The UK Ministry of Defence has decided to procure the in-development General Atomics Aeronautical Systems Certifiable Predator B unmanned air vehicle under its Protector programme. The UAV will be acquired through a foreign military sales contract with the US Department of Defense.
It was announced in October that the UK would replace its 10-strong MQ-9 Reaper Block 1 fleet with a derivative of the type under Protector, but it was unknown at that time if it would select the certifiable variant or the Block 5 that is currently coming off the production line.
In a 26 April justification document published on the EU’s website, the MoD has now revealed that a need for the new system to be flown in UK airspace has led to the decision that the certifiable Predator is the only viable selection for the requirement. Some £415 million ($606 million) will be allocated for the purchase.
“The MoD has conducted a thorough assessment phase, which has concluded that the Certifiable Predator B [CPB] is the only system capable of achieving UK military type certification and delivering the Protector requirement within the required time-scales,” the document says. “The only means of acquiring the CPB is through a contract with the US DoD.”
Protector will see “more than 20” UAVs acquired to replace the Royal Air Force’s in-service Reapers for operations between 2018 and 2030. Speaking last October, Air Cdre Peter Grinstead, head of UK unmanned air systems at the MoD, revealed to a Royal Aeronautical Society conference in London that a new Reaper derivative would be selected for the replacement.
At that time it was unknown which configuration the MoD would select, with Grinstead saying that he could not provide details on the exact configuration until a so-called Main Gate procurement decision was made in March 2016.
The extended-range variant
General Atomics Aeronautical Systems
In February, General Atomics announced that a long-endurance Predator B, which will eventually increase the flight time of the Reaper from 27h to 40h, had carried out its first flight.
A test vehicle was retrofitted with a 24m (78.7ft)-long wing – a 4m increase – and the new variant also has an increased internal fuel capacity and additional hardpoints. The wing also has provisions for de-icing and integrated low- and high-band radio-frequency antennas.

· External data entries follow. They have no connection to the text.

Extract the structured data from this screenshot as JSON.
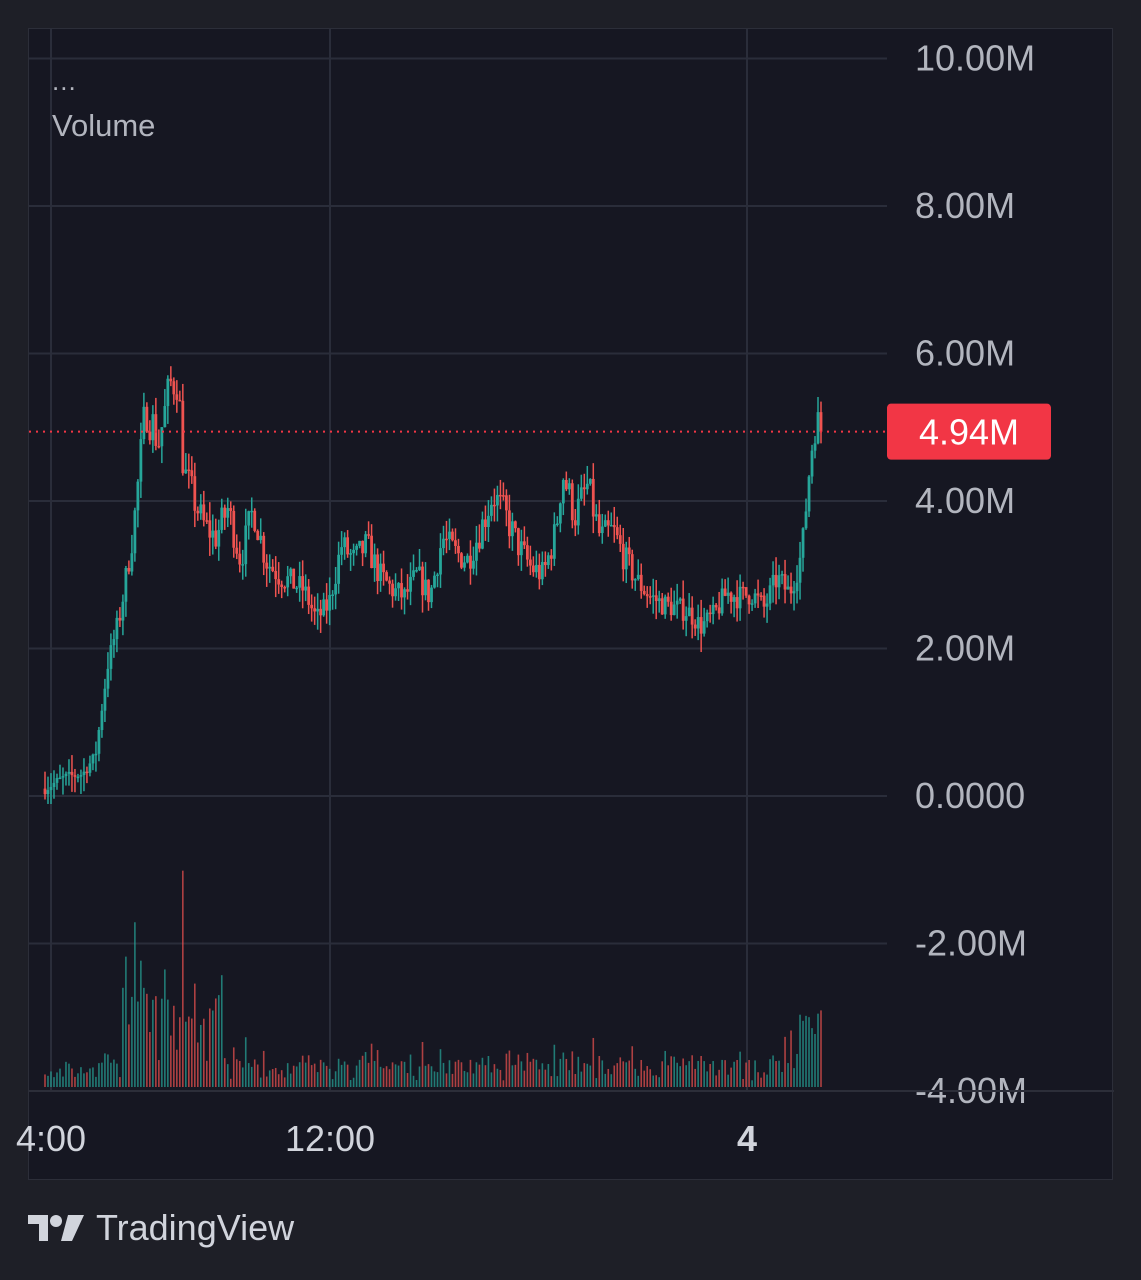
{
  "legend": {
    "dots": "...",
    "label": "Volume"
  },
  "brand": {
    "name": "TradingView",
    "logo_icon": "tradingview-logo-icon"
  },
  "colors": {
    "background": "#1e1f27",
    "pane": "#161722",
    "grid": "#2a2d3a",
    "text": "#d1d4dc",
    "up": "#26a69a",
    "down": "#ef5350",
    "last_price": "#f23645"
  },
  "chart_data": {
    "type": "candlestick",
    "title": "",
    "y_axis": {
      "ticks": [
        "10.00M",
        "8.00M",
        "6.00M",
        "4.00M",
        "2.00M",
        "0.0000",
        "-2.00M",
        "-4.00M"
      ],
      "tick_values": [
        10,
        8,
        6,
        4,
        2,
        0,
        -2,
        -4
      ],
      "unit": "M",
      "ylim": [
        -4.0,
        10.4
      ]
    },
    "x_axis": {
      "ticks": [
        "4:00",
        "12:00",
        "4"
      ],
      "bold_ticks": [
        "4"
      ]
    },
    "last_price": {
      "label": "4.94M",
      "value": 4.94
    },
    "grid": true,
    "series": [
      {
        "name": "",
        "type": "candlestick",
        "approx_close_path": [
          {
            "t": 0,
            "v": 0.1
          },
          {
            "t": 3,
            "v": 0.25
          },
          {
            "t": 6,
            "v": 0.3
          },
          {
            "t": 8,
            "v": 0.55
          },
          {
            "t": 10,
            "v": 1.8
          },
          {
            "t": 12,
            "v": 2.5
          },
          {
            "t": 14,
            "v": 3.6
          },
          {
            "t": 16,
            "v": 5.3
          },
          {
            "t": 18,
            "v": 4.8
          },
          {
            "t": 20,
            "v": 5.6
          },
          {
            "t": 21,
            "v": 5.7
          },
          {
            "t": 22,
            "v": 4.4
          },
          {
            "t": 25,
            "v": 3.7
          },
          {
            "t": 27,
            "v": 3.5
          },
          {
            "t": 29,
            "v": 3.9
          },
          {
            "t": 31,
            "v": 3.2
          },
          {
            "t": 33,
            "v": 3.9
          },
          {
            "t": 35,
            "v": 3.2
          },
          {
            "t": 37,
            "v": 3.0
          },
          {
            "t": 39,
            "v": 2.9
          },
          {
            "t": 41,
            "v": 2.8
          },
          {
            "t": 43,
            "v": 2.4
          },
          {
            "t": 45,
            "v": 2.6
          },
          {
            "t": 47,
            "v": 3.4
          },
          {
            "t": 49,
            "v": 3.2
          },
          {
            "t": 51,
            "v": 3.4
          },
          {
            "t": 53,
            "v": 3.0
          },
          {
            "t": 55,
            "v": 2.8
          },
          {
            "t": 57,
            "v": 2.7
          },
          {
            "t": 59,
            "v": 3.0
          },
          {
            "t": 61,
            "v": 2.7
          },
          {
            "t": 63,
            "v": 3.5
          },
          {
            "t": 65,
            "v": 3.3
          },
          {
            "t": 67,
            "v": 3.2
          },
          {
            "t": 69,
            "v": 3.6
          },
          {
            "t": 71,
            "v": 4.1
          },
          {
            "t": 73,
            "v": 3.8
          },
          {
            "t": 75,
            "v": 3.4
          },
          {
            "t": 77,
            "v": 3.1
          },
          {
            "t": 79,
            "v": 3.0
          },
          {
            "t": 81,
            "v": 3.6
          },
          {
            "t": 82,
            "v": 4.4
          },
          {
            "t": 84,
            "v": 3.8
          },
          {
            "t": 86,
            "v": 4.2
          },
          {
            "t": 88,
            "v": 3.5
          },
          {
            "t": 90,
            "v": 3.6
          },
          {
            "t": 92,
            "v": 3.2
          },
          {
            "t": 94,
            "v": 2.9
          },
          {
            "t": 96,
            "v": 2.7
          },
          {
            "t": 98,
            "v": 2.6
          },
          {
            "t": 100,
            "v": 2.55
          },
          {
            "t": 102,
            "v": 2.5
          },
          {
            "t": 104,
            "v": 2.3
          },
          {
            "t": 106,
            "v": 2.45
          },
          {
            "t": 108,
            "v": 2.75
          },
          {
            "t": 110,
            "v": 2.7
          },
          {
            "t": 112,
            "v": 2.75
          },
          {
            "t": 114,
            "v": 2.55
          },
          {
            "t": 116,
            "v": 2.95
          },
          {
            "t": 118,
            "v": 2.75
          },
          {
            "t": 120,
            "v": 3.3
          },
          {
            "t": 121,
            "v": 4.3
          },
          {
            "t": 122,
            "v": 5.1
          },
          {
            "t": 123,
            "v": 4.94
          }
        ]
      }
    ]
  }
}
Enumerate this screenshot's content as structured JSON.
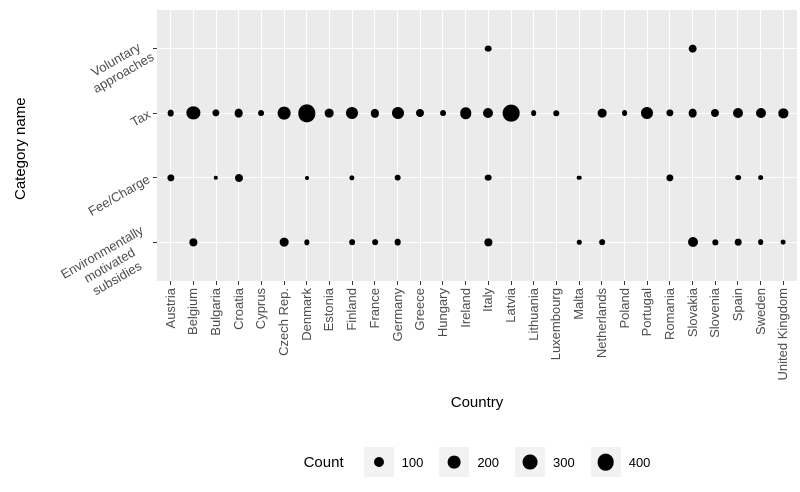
{
  "colors": {
    "panel_bg": "#EBEBEB",
    "grid": "#FFFFFF",
    "dot": "#000000",
    "axis_text": "#4D4D4D",
    "title_text": "#000000",
    "legend_key_bg": "#F2F2F2",
    "tick": "#333333"
  },
  "chart_data": {
    "type": "scatter",
    "subtype": "bubble",
    "xlabel": "Country",
    "ylabel": "Category name",
    "grid": "major-only, white on grey panel",
    "legend": {
      "title": "Count",
      "values": [
        100,
        200,
        300,
        400
      ],
      "position": "bottom"
    },
    "size_scale": "diameter_px = 3.3 + 0.67 * sqrt(count)",
    "categories": [
      {
        "name": "Voluntary approaches",
        "display": "Voluntary\napproaches"
      },
      {
        "name": "Tax",
        "display": "Tax"
      },
      {
        "name": "Fee/Charge",
        "display": "Fee/Charge"
      },
      {
        "name": "Environmentally motivated subsidies",
        "display": "Environmentally\nmotivated\nsubsidies"
      }
    ],
    "countries": [
      "Austria",
      "Belgium",
      "Bulgaria",
      "Croatia",
      "Cyprus",
      "Czech Rep.",
      "Denmark",
      "Estonia",
      "Finland",
      "France",
      "Germany",
      "Greece",
      "Hungary",
      "Ireland",
      "Italy",
      "Latvia",
      "Lithuania",
      "Luxembourg",
      "Malta",
      "Netherlands",
      "Poland",
      "Portugal",
      "Romania",
      "Slovakia",
      "Slovenia",
      "Spain",
      "Sweden",
      "United Kingdom"
    ],
    "points": [
      {
        "category": "Voluntary approaches",
        "country": "Italy",
        "count": 25
      },
      {
        "category": "Voluntary approaches",
        "country": "Slovakia",
        "count": 65
      },
      {
        "category": "Tax",
        "country": "Austria",
        "count": 25
      },
      {
        "category": "Tax",
        "country": "Belgium",
        "count": 220
      },
      {
        "category": "Tax",
        "country": "Bulgaria",
        "count": 35
      },
      {
        "category": "Tax",
        "country": "Croatia",
        "count": 65
      },
      {
        "category": "Tax",
        "country": "Cyprus",
        "count": 15
      },
      {
        "category": "Tax",
        "country": "Czech Rep.",
        "count": 200
      },
      {
        "category": "Tax",
        "country": "Denmark",
        "count": 440
      },
      {
        "category": "Tax",
        "country": "Estonia",
        "count": 65
      },
      {
        "category": "Tax",
        "country": "Finland",
        "count": 170
      },
      {
        "category": "Tax",
        "country": "France",
        "count": 55
      },
      {
        "category": "Tax",
        "country": "Germany",
        "count": 170
      },
      {
        "category": "Tax",
        "country": "Greece",
        "count": 50
      },
      {
        "category": "Tax",
        "country": "Hungary",
        "count": 15
      },
      {
        "category": "Tax",
        "country": "Ireland",
        "count": 150
      },
      {
        "category": "Tax",
        "country": "Italy",
        "count": 100
      },
      {
        "category": "Tax",
        "country": "Latvia",
        "count": 400
      },
      {
        "category": "Tax",
        "country": "Lithuania",
        "count": 13
      },
      {
        "category": "Tax",
        "country": "Luxembourg",
        "count": 10
      },
      {
        "category": "Tax",
        "country": "Netherlands",
        "count": 65
      },
      {
        "category": "Tax",
        "country": "Poland",
        "count": 15
      },
      {
        "category": "Tax",
        "country": "Portugal",
        "count": 170
      },
      {
        "category": "Tax",
        "country": "Romania",
        "count": 35
      },
      {
        "category": "Tax",
        "country": "Slovakia",
        "count": 65
      },
      {
        "category": "Tax",
        "country": "Slovenia",
        "count": 50
      },
      {
        "category": "Tax",
        "country": "Spain",
        "count": 100
      },
      {
        "category": "Tax",
        "country": "Sweden",
        "count": 100
      },
      {
        "category": "Tax",
        "country": "United Kingdom",
        "count": 80
      },
      {
        "category": "Fee/Charge",
        "country": "Austria",
        "count": 35
      },
      {
        "category": "Fee/Charge",
        "country": "Bulgaria",
        "count": 3
      },
      {
        "category": "Fee/Charge",
        "country": "Croatia",
        "count": 50
      },
      {
        "category": "Fee/Charge",
        "country": "Denmark",
        "count": 1
      },
      {
        "category": "Fee/Charge",
        "country": "Finland",
        "count": 9
      },
      {
        "category": "Fee/Charge",
        "country": "Germany",
        "count": 25
      },
      {
        "category": "Fee/Charge",
        "country": "Italy",
        "count": 25
      },
      {
        "category": "Fee/Charge",
        "country": "Malta",
        "count": 4
      },
      {
        "category": "Fee/Charge",
        "country": "Romania",
        "count": 35
      },
      {
        "category": "Fee/Charge",
        "country": "Spain",
        "count": 13
      },
      {
        "category": "Fee/Charge",
        "country": "Sweden",
        "count": 13
      },
      {
        "category": "Environmentally motivated subsidies",
        "country": "Belgium",
        "count": 35
      },
      {
        "category": "Environmentally motivated subsidies",
        "country": "Czech Rep.",
        "count": 65
      },
      {
        "category": "Environmentally motivated subsidies",
        "country": "Denmark",
        "count": 9
      },
      {
        "category": "Environmentally motivated subsidies",
        "country": "Finland",
        "count": 13
      },
      {
        "category": "Environmentally motivated subsidies",
        "country": "France",
        "count": 13
      },
      {
        "category": "Environmentally motivated subsidies",
        "country": "Germany",
        "count": 25
      },
      {
        "category": "Environmentally motivated subsidies",
        "country": "Italy",
        "count": 35
      },
      {
        "category": "Environmentally motivated subsidies",
        "country": "Malta",
        "count": 3
      },
      {
        "category": "Environmentally motivated subsidies",
        "country": "Netherlands",
        "count": 13
      },
      {
        "category": "Environmentally motivated subsidies",
        "country": "Slovakia",
        "count": 100
      },
      {
        "category": "Environmentally motivated subsidies",
        "country": "Slovenia",
        "count": 9
      },
      {
        "category": "Environmentally motivated subsidies",
        "country": "Spain",
        "count": 25
      },
      {
        "category": "Environmentally motivated subsidies",
        "country": "Sweden",
        "count": 13
      },
      {
        "category": "Environmentally motivated subsidies",
        "country": "United Kingdom",
        "count": 5
      }
    ]
  }
}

The US Air Force has fielded an interim retrofitted Block 5 model with an extended-range capability that includes auxiliary external fuel tanks and a new wing, but General Atomics is looking towards a production variant featuring the longer wing and increased internal fuel capability as a standard that could be certified to fly in national airspace.
The longer wing is the first element for the certifiable development project, and the lead production example is expected to emerge in early 2018.
Further hardware and software upgrades planned for the certifiable MQ-9 include a sense-and-avoid capability, improved structural fatigue and damage tolerance, more robust flight control software and enhancements allowing operations in adverse weather, General Atomics says. Other improvements include short-field take-off and landing capability and spoilers on the wing to enable precision automatic landings.